Newport News had grown rapidly since 1880 when railroad magnate Collis P. Huntington had declared the port particularly "ideal for enterprise" and had extended the Chesapeake and Ohio Railway from Richmond to the Virginia Peninsula, thereby providing a new outlet for the export of West Virginia's vast resources of bituminous coal.  Ten years later, Huntington built his first dry dock in Newport News. His shipyard quickly grew into an economic goliath, with the fortunes of Newport News again following closely behind. The Daily Press, owned and edited by Charles E. Thacker, soon established itself as the primary daily morning newspaper covering the Virginia Peninsula.
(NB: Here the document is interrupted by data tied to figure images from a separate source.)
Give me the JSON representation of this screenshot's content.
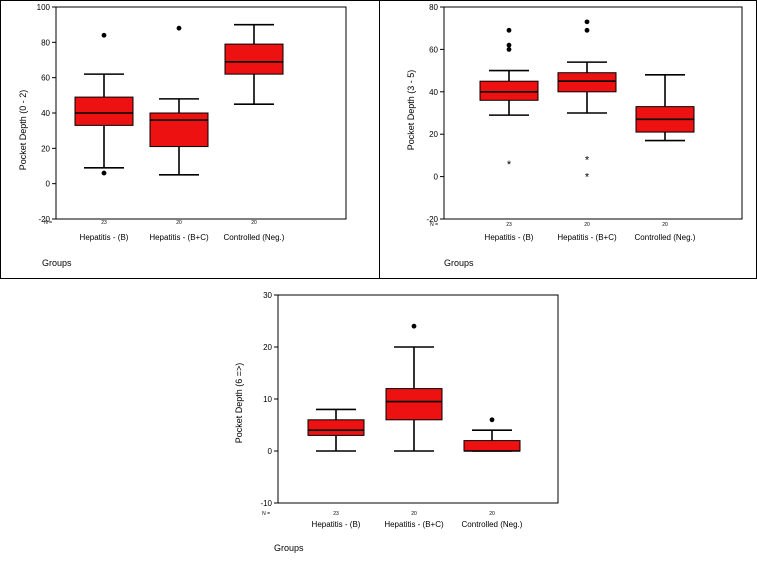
{
  "chart_data": [
    {
      "type": "box",
      "ylabel": "Pocket Depth (0 - 2)",
      "xlabel": "Groups",
      "n_label": "N =",
      "ylim": [
        -20,
        100
      ],
      "yticks": [
        -20,
        0,
        20,
        40,
        60,
        80,
        100
      ],
      "categories": [
        "Hepatitis - (B)",
        "Hepatitis - (B+C)",
        "Controlled (Neg.)"
      ],
      "n": [
        "23",
        "20",
        "20"
      ],
      "boxes": [
        {
          "min": 9,
          "q1": 33,
          "median": 40,
          "q3": 49,
          "max": 62,
          "outliers": [
            6,
            84
          ],
          "extremes": []
        },
        {
          "min": 5,
          "q1": 21,
          "median": 36,
          "q3": 40,
          "max": 48,
          "outliers": [
            88
          ],
          "extremes": []
        },
        {
          "min": 45,
          "q1": 62,
          "median": 69,
          "q3": 79,
          "max": 90,
          "outliers": [],
          "extremes": []
        }
      ]
    },
    {
      "type": "box",
      "ylabel": "Pocket Depth (3 - 5)",
      "xlabel": "Groups",
      "n_label": "N =",
      "ylim": [
        -20,
        80
      ],
      "yticks": [
        -20,
        0,
        20,
        40,
        60,
        80
      ],
      "categories": [
        "Hepatitis - (B)",
        "Hepatitis - (B+C)",
        "Controlled (Neg.)"
      ],
      "n": [
        "23",
        "20",
        "20"
      ],
      "boxes": [
        {
          "min": 29,
          "q1": 36,
          "median": 40,
          "q3": 45,
          "max": 50,
          "outliers": [
            60,
            62,
            69
          ],
          "extremes": [
            6
          ]
        },
        {
          "min": 30,
          "q1": 40,
          "median": 45,
          "q3": 49,
          "max": 54,
          "outliers": [
            69,
            73
          ],
          "extremes": [
            8,
            0
          ]
        },
        {
          "min": 17,
          "q1": 21,
          "median": 27,
          "q3": 33,
          "max": 48,
          "outliers": [],
          "extremes": []
        }
      ]
    },
    {
      "type": "box",
      "ylabel": "Pocket Depth (6 =>)",
      "xlabel": "Groups",
      "n_label": "N =",
      "ylim": [
        -10,
        30
      ],
      "yticks": [
        -10,
        0,
        10,
        20,
        30
      ],
      "categories": [
        "Hepatitis - (B)",
        "Hepatitis - (B+C)",
        "Controlled (Neg.)"
      ],
      "n": [
        "23",
        "20",
        "20"
      ],
      "boxes": [
        {
          "min": 0,
          "q1": 3,
          "median": 4,
          "q3": 6,
          "max": 8,
          "outliers": [],
          "extremes": []
        },
        {
          "min": 0,
          "q1": 6,
          "median": 9.5,
          "q3": 12,
          "max": 20,
          "outliers": [
            24
          ],
          "extremes": []
        },
        {
          "min": 0,
          "q1": 0,
          "median": 0,
          "q3": 2,
          "max": 4,
          "outliers": [
            6
          ],
          "extremes": []
        }
      ]
    }
  ],
  "colors": {
    "box_fill": "#ee1111",
    "line": "#000000"
  }
}
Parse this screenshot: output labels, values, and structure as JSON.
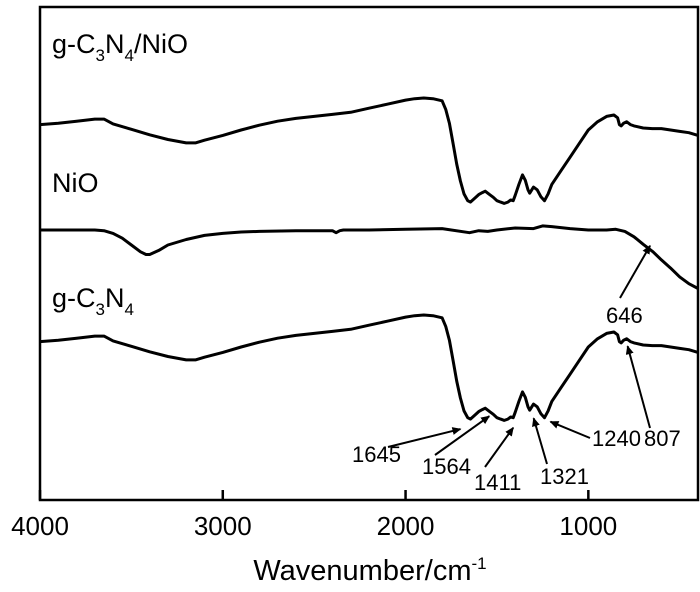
{
  "chart_data": {
    "type": "line",
    "title": "",
    "xlabel": "Wavenumber/cm",
    "xlabel_sup": "-1",
    "ylabel": "",
    "xlim": [
      4000,
      400
    ],
    "x_reversed": true,
    "x_ticks": [
      4000,
      3000,
      2000,
      1000
    ],
    "x_tick_labels": [
      "4000",
      "3000",
      "2000",
      "1000"
    ],
    "y_ticks_shown": false,
    "grid": false,
    "legend": "none",
    "line_color": "#000000",
    "series_label_parts": [
      [
        "g-C",
        "3",
        "N",
        "4",
        "/NiO"
      ],
      [
        "NiO"
      ],
      [
        "g-C",
        "3",
        "N",
        "4"
      ]
    ],
    "series": [
      {
        "offset": 100,
        "x": [
          4000,
          3900,
          3800,
          3700,
          3650,
          3600,
          3500,
          3400,
          3300,
          3200,
          3150,
          3100,
          3000,
          2900,
          2800,
          2700,
          2600,
          2500,
          2400,
          2300,
          2200,
          2100,
          2000,
          1950,
          1900,
          1850,
          1800,
          1780,
          1760,
          1740,
          1720,
          1700,
          1680,
          1660,
          1645,
          1620,
          1600,
          1580,
          1564,
          1540,
          1520,
          1500,
          1480,
          1460,
          1440,
          1425,
          1411,
          1400,
          1380,
          1360,
          1345,
          1330,
          1321,
          1300,
          1280,
          1260,
          1240,
          1220,
          1200,
          1150,
          1100,
          1050,
          1000,
          950,
          900,
          860,
          840,
          830,
          820,
          807,
          790,
          770,
          750,
          700,
          650,
          600,
          550,
          500,
          450,
          400
        ],
        "values": [
          8,
          10,
          13,
          16,
          16,
          9,
          1,
          -7,
          -14,
          -19,
          -19,
          -15,
          -8,
          0,
          7,
          13,
          17,
          20,
          23,
          26,
          32,
          38,
          44,
          46,
          47,
          46,
          43,
          30,
          10,
          -20,
          -50,
          -75,
          -94,
          -104,
          -106,
          -100,
          -95,
          -92,
          -90,
          -95,
          -99,
          -104,
          -106,
          -108,
          -106,
          -103,
          -104,
          -96,
          -80,
          -66,
          -74,
          -88,
          -93,
          -84,
          -88,
          -98,
          -104,
          -94,
          -80,
          -60,
          -40,
          -20,
          0,
          12,
          20,
          22,
          18,
          8,
          6,
          10,
          12,
          8,
          6,
          3,
          2,
          2,
          0,
          -2,
          -4,
          -8
        ]
      },
      {
        "offset": 0,
        "x": [
          4000,
          3800,
          3700,
          3650,
          3600,
          3550,
          3500,
          3450,
          3420,
          3400,
          3350,
          3300,
          3200,
          3100,
          3000,
          2900,
          2800,
          2600,
          2400,
          2380,
          2360,
          2340,
          2300,
          2200,
          2000,
          1800,
          1650,
          1600,
          1550,
          1500,
          1400,
          1300,
          1250,
          1200,
          1100,
          1000,
          900,
          850,
          800,
          750,
          700,
          646,
          600,
          550,
          500,
          450,
          400
        ],
        "values": [
          0,
          0,
          0,
          -1,
          -5,
          -12,
          -22,
          -32,
          -36,
          -36,
          -30,
          -22,
          -14,
          -8,
          -5,
          -3,
          -2,
          -1,
          -1,
          -4,
          -1,
          0,
          0,
          0,
          1,
          2,
          -4,
          -1,
          -2,
          0,
          3,
          2,
          6,
          5,
          2,
          0,
          0,
          1,
          -2,
          -10,
          -21,
          -32,
          -44,
          -56,
          -69,
          -79,
          -86
        ]
      },
      {
        "offset": -100,
        "x": [
          4000,
          3900,
          3800,
          3700,
          3650,
          3600,
          3500,
          3400,
          3300,
          3200,
          3150,
          3100,
          3000,
          2900,
          2800,
          2700,
          2600,
          2500,
          2400,
          2300,
          2200,
          2100,
          2000,
          1950,
          1900,
          1850,
          1800,
          1780,
          1760,
          1740,
          1720,
          1700,
          1680,
          1660,
          1645,
          1620,
          1600,
          1580,
          1564,
          1540,
          1520,
          1500,
          1480,
          1460,
          1440,
          1425,
          1411,
          1400,
          1380,
          1360,
          1345,
          1330,
          1321,
          1300,
          1280,
          1260,
          1240,
          1220,
          1200,
          1150,
          1100,
          1050,
          1000,
          950,
          900,
          860,
          840,
          830,
          820,
          807,
          790,
          770,
          750,
          700,
          650,
          600,
          550,
          500,
          450,
          400
        ],
        "values": [
          8,
          10,
          13,
          16,
          16,
          9,
          1,
          -7,
          -14,
          -19,
          -19,
          -15,
          -8,
          0,
          7,
          13,
          17,
          20,
          23,
          26,
          32,
          38,
          44,
          46,
          47,
          46,
          43,
          30,
          10,
          -20,
          -50,
          -75,
          -94,
          -104,
          -106,
          -100,
          -95,
          -92,
          -90,
          -95,
          -99,
          -104,
          -106,
          -108,
          -106,
          -103,
          -104,
          -96,
          -80,
          -66,
          -74,
          -88,
          -93,
          -84,
          -88,
          -98,
          -104,
          -94,
          -80,
          -60,
          -40,
          -20,
          0,
          12,
          20,
          22,
          18,
          8,
          6,
          10,
          12,
          8,
          6,
          3,
          2,
          2,
          0,
          -2,
          -4,
          -8
        ]
      }
    ],
    "annotations": [
      {
        "x": 1645,
        "label": "1645"
      },
      {
        "x": 1564,
        "label": "1564"
      },
      {
        "x": 1411,
        "label": "1411"
      },
      {
        "x": 1321,
        "label": "1321"
      },
      {
        "x": 1240,
        "label": "1240"
      },
      {
        "x": 807,
        "label": "807"
      },
      {
        "x": 646,
        "label": "646"
      }
    ]
  }
}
Thacker edited the paper from a small print shop in the basement of the First National Bank. The maiden issue's editorial column stated, "A newspaper that pleases all of its readers cannot be found this side of Utopia. It is not expected that the Daily Press will be this rara avis of the journalistic world in this respect. The publishers will endeavor, however, to make the best paper ever published on the Peninsula — a paper worthy of the growing city of Newport News." Thacker especially promised "to espouse the right and oppose the wrong wherever found."

By 1910, the Daily Press had a circulation of 1,700--still, though, less than the afternoon daily, the Times-Herald, born of a merger between two papers. Thacker eventually sold the Daily Press to bankers Henry and George Schmelz. Three years later they in turn purchased the rival Times-Herald. The two papers thereafter shared the same presses and production staffs, but their news staffs remained separate and often fiercely competitive.

Ownership changed again in 1930 when William E. Rouse bought both papers. His son-in-law, Raymond B. Bottom, was elected president of the Daily Press and business manager of the publishing company in 1931. By then circulation of the Daily Press had reached 6,100. At Bottom's death in 1953, his 57-year-old widow, Dorothy Rouse Bottom, became editor. Although she began with no editorial and little business experience, she ably guided the paper for 27 years--with circulation growing from 25,810 to 58,280 during her tenure. The Bottom family continued to own the paper until 1986 when it was sold to the Chicago-based Tribune Company.

Both Dorothy Rouse Bottom and her husband helped launch the Virginia Press Association. Alumni of note for the Daily Press include Tony Snow. Editor at 27, Snow became a nationally syndicated columnist and later White House press secretary under George W. Bush. Still published today under the Tribune Company, the Daily Press has a daily circulation of more than 80,000.